Мой адрес Советский Союз - страница 18



Я и сама ощущала, что в природе произошло что-то значительное, большое. Болгуринку нашу и речкой-то трудно было назвать, так, ручеёк какой-то. Если разбежаться, то можно было перепрыгнуть летом. А вот сейчас, когда вода, как взбухшая вена, крушила лёд и несла его по течению, мощь Природы ощущалась не только на слух, но и каким-то шестым или даже седьмым чувством.

После ледохода весна набирала силу стремительно. Снег ещё не весь сошёл, а уже появлялись зеленые местечки, кое-где зажелтела мать-и-мачеха, и мы всей дружной, повзрослевшей на целый год компанией пошли за вербой. Жёлтые комочки вербы были сладкие, и мы ходили за ней по весенним ручьям и по топкой грязи. Но зато когда добирались, наступало настоящее веселье. Мы обсасывали сладкие пушистые комочки и выплёвывали их. Это была первая весенняя зелень, причём быстро проходящая, а потому такая желанная. Да и просто прогуляться и ощутить, что весна пришла, тоже было приятно.

Весна была в полном разгаре. Все уже ходили в лёгкой одежде, готовились к полевым и огородным работам, оживились. Молодёжь ходила друг другу в гости. В один из таких дней, когда брат Николай со своей компанией сидели у нас дома, нам с Людкой пришла в голову одна рискованная идея.

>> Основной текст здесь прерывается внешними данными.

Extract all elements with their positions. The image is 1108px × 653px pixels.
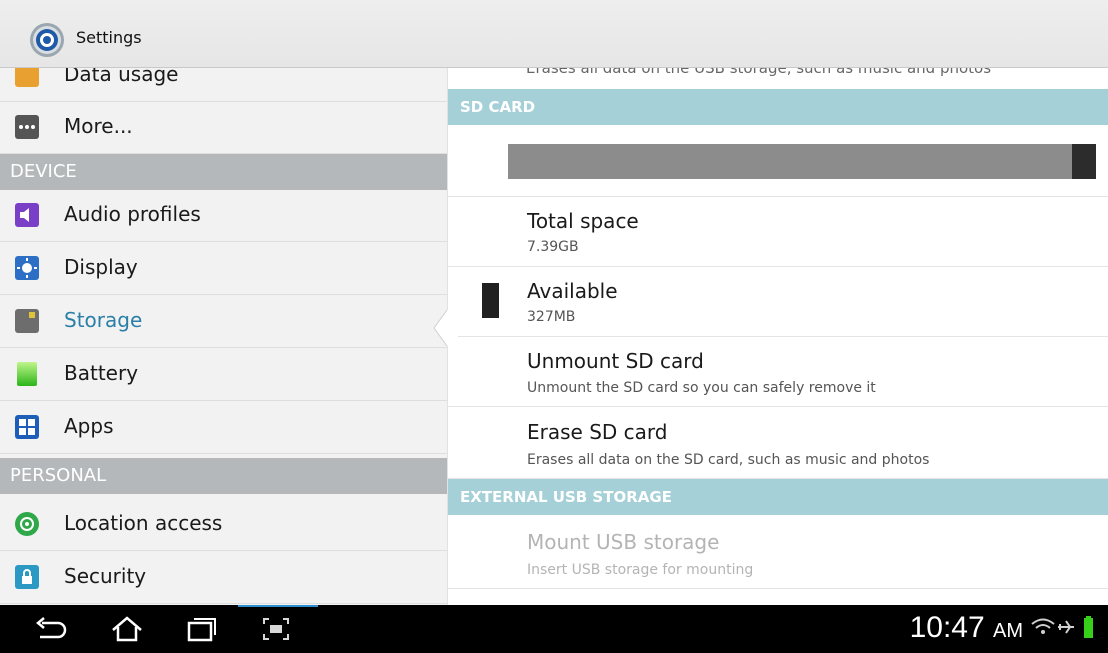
speaker-icon [15, 203, 39, 227]
total-space-title: Total space [527, 209, 639, 233]
unmount-summary: Unmount the SD card so you can safely re… [527, 380, 876, 396]
section-header-external-usb: EXTERNAL USB STORAGE [448, 479, 1108, 515]
home-icon[interactable] [107, 613, 147, 645]
data-usage-icon [15, 68, 39, 87]
screenshot-icon[interactable] [256, 613, 296, 645]
menu-item-storage[interactable]: Storage [0, 296, 447, 348]
menu-item-security[interactable]: Security [0, 552, 447, 604]
total-space-row: Total space 7.39GB [448, 197, 1108, 267]
location-icon [15, 512, 39, 536]
menu-item-display[interactable]: Display [0, 243, 447, 295]
section-header-sd-card: SD CARD [448, 89, 1108, 125]
brightness-icon [15, 256, 39, 280]
menu-item-label: Apps [64, 414, 114, 438]
settings-menu: Data usage More... DEVICE Audio profiles… [0, 68, 447, 605]
menu-item-label: Display [64, 255, 138, 279]
app-title: Settings [76, 28, 142, 47]
menu-item-location-access[interactable]: Location access [0, 499, 447, 551]
menu-item-more[interactable]: More... [0, 102, 447, 154]
storage-usage-bar [508, 144, 1096, 179]
mount-usb-summary: Insert USB storage for mounting [527, 562, 754, 578]
menu-item-data-usage[interactable]: Data usage [0, 68, 447, 102]
mount-usb-storage: Mount USB storage Insert USB storage for… [448, 515, 1108, 589]
total-space-value: 7.39GB [527, 239, 579, 255]
erase-title: Erase SD card [527, 420, 668, 444]
menu-item-label: Location access [64, 511, 223, 535]
settings-app-icon[interactable] [26, 21, 68, 59]
system-navigation-bar: 10:47 AM [0, 605, 1108, 653]
lock-icon [15, 565, 39, 589]
clock-time: 10:47 [909, 611, 985, 644]
wifi-icon [1031, 618, 1055, 634]
menu-item-audio-profiles[interactable]: Audio profiles [0, 190, 447, 242]
menu-item-label: More... [64, 114, 133, 138]
available-title: Available [527, 279, 618, 303]
status-icons [1031, 616, 1093, 638]
unmount-sd-card[interactable]: Unmount SD card Unmount the SD card so y… [448, 337, 1108, 407]
battery-menu-icon [17, 362, 37, 386]
section-header-label: DEVICE [10, 161, 77, 182]
section-header-label: EXTERNAL USB STORAGE [460, 488, 672, 506]
action-bar: Settings [0, 0, 1108, 68]
menu-item-battery[interactable]: Battery [0, 349, 447, 401]
apps-grid-icon [15, 415, 39, 439]
menu-item-label: Audio profiles [64, 202, 201, 226]
mount-usb-title: Mount USB storage [527, 530, 720, 554]
usb-erase-summary: Erases all data on the USB storage, such… [526, 68, 992, 77]
screenshot-indicator-line [238, 605, 318, 607]
section-header-label: SD CARD [460, 98, 536, 116]
back-icon[interactable] [30, 613, 70, 645]
storage-details: Erases all data on the USB storage, such… [447, 68, 1108, 605]
more-icon [15, 115, 39, 139]
available-value: 327MB [527, 309, 576, 325]
available-color-swatch [482, 283, 499, 318]
status-clock: 10:47 AM [910, 611, 1023, 645]
available-row: Available 327MB [448, 267, 1108, 337]
recent-apps-icon[interactable] [181, 613, 221, 645]
sd-card-icon [15, 309, 39, 333]
unmount-title: Unmount SD card [527, 349, 704, 373]
section-header-device: DEVICE [0, 154, 447, 190]
battery-icon [1084, 618, 1093, 638]
airplane-icon [1058, 620, 1074, 634]
erase-summary: Erases all data on the SD card, such as … [527, 452, 930, 468]
usage-bar-row [448, 125, 1108, 197]
storage-used-fill [1072, 144, 1096, 179]
section-header-label: PERSONAL [10, 465, 107, 486]
menu-item-apps[interactable]: Apps [0, 402, 447, 454]
menu-item-label: Battery [64, 361, 139, 385]
menu-item-label: Data usage [64, 68, 179, 86]
menu-item-label: Security [64, 564, 147, 588]
section-header-personal: PERSONAL [0, 458, 447, 494]
menu-item-label: Storage [64, 308, 143, 332]
clock-ampm: AM [993, 620, 1023, 642]
erase-sd-card[interactable]: Erase SD card Erases all data on the SD … [448, 407, 1108, 479]
selected-pointer-notch [433, 310, 458, 346]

– Кать, смотри, папины папиросы лежат.

– Ну и чё?

– Вовка Ходырев с Колькой пробовали курить.

– Откуда ты знаешь?

– Мне Вовка рассказывал. Давай тоже попробуем.

– Давай.

– Мы забрались на печь, задёрнули вкруговую занавески, чтобы нас не было видно, и втихаря запыхтели.

– Чё это? Вроде дымом пахнет.

– Точно, пахнет.

– Коль, у вас чё, печка топится?

– Да нет, какая печка днём?

– Вроде курит кто-то.

– Да вон с печки тянет!

Мы лихорадочно быстро гасили папиросы, но было уже поздно. Четыре взрослых парня с изумлением таращились на нас с Людкой.

– Вы чё это тут делаете, соплячки?!

– Где-то ведь папиросы раздобыли, Коль, ты куришь, што ли?

– Не, я не курю, наверное, папины взяли.

Мы с Людкой буквально утопали в позоре. Парни высмеивали нас, насколько у них хватало коллективной фантазии, а уж этого нашим деревенским было не занимать! Прибавляла энтузиазма возможность повоспитывать. Мы с Людкой еле упросили их не говорить родителям. После клятвенных обещаний, что это было в первый и в последний раз, нас оставили в покое. Дня два мы с Людкой ходили паиньками, слушались маму, не спорили с братом. На этом чувство вины себя исчерпало, и началась обычная жизнь.

Две гусыни высиживали яйца в ящиках под кроватью. Третья отказалась и гуляла с гусем по вольной волюшке. Когда мама потеряла надежду образумить негодяйку, подсунула её яйца под двух добросовестных мамаш. Они тихонько поворчали, поперетаптывались на кладке, но стали высиживать. Поведение гусынь до сих пор вызывает у меня уважение. Сутки они сидели молча, почти не шевелясь. Время от времени они проверяли, не вылазят ли яйца из-под их перьев. Если им казалось, что яйцо может быть недостаточно прогрето, выщипывали из себя пух и утепляли кладку. Один раз в день гусыня сходила с кладки, молча шла к двери, мы открывали дверь перед ней. Иногда гусыня не успевала донести помёт до улицы и выстреливала его прямо в доме на полу. Вот это была вонь! Но маму это не раздражало, наоборот, она с сочувствием говорила: «Матушка, натерпелась-то как». И только оказавшись на улице, гусыня начинала разминаться: она махала крыльями, громко гоготала, подпрыгивала. Прибегал гусь, и радость продолжалась в компании. Потом гусыня быстро-быстро наедалась приготовленным зерном, жадно пила воду и торопливо шлёпала обратно. Если дверь оказывалась не открытой, она нетерпеливо вскрикивала, и мы, подпрыгнув, открывали. Этот гусынин подвиг длился месяц.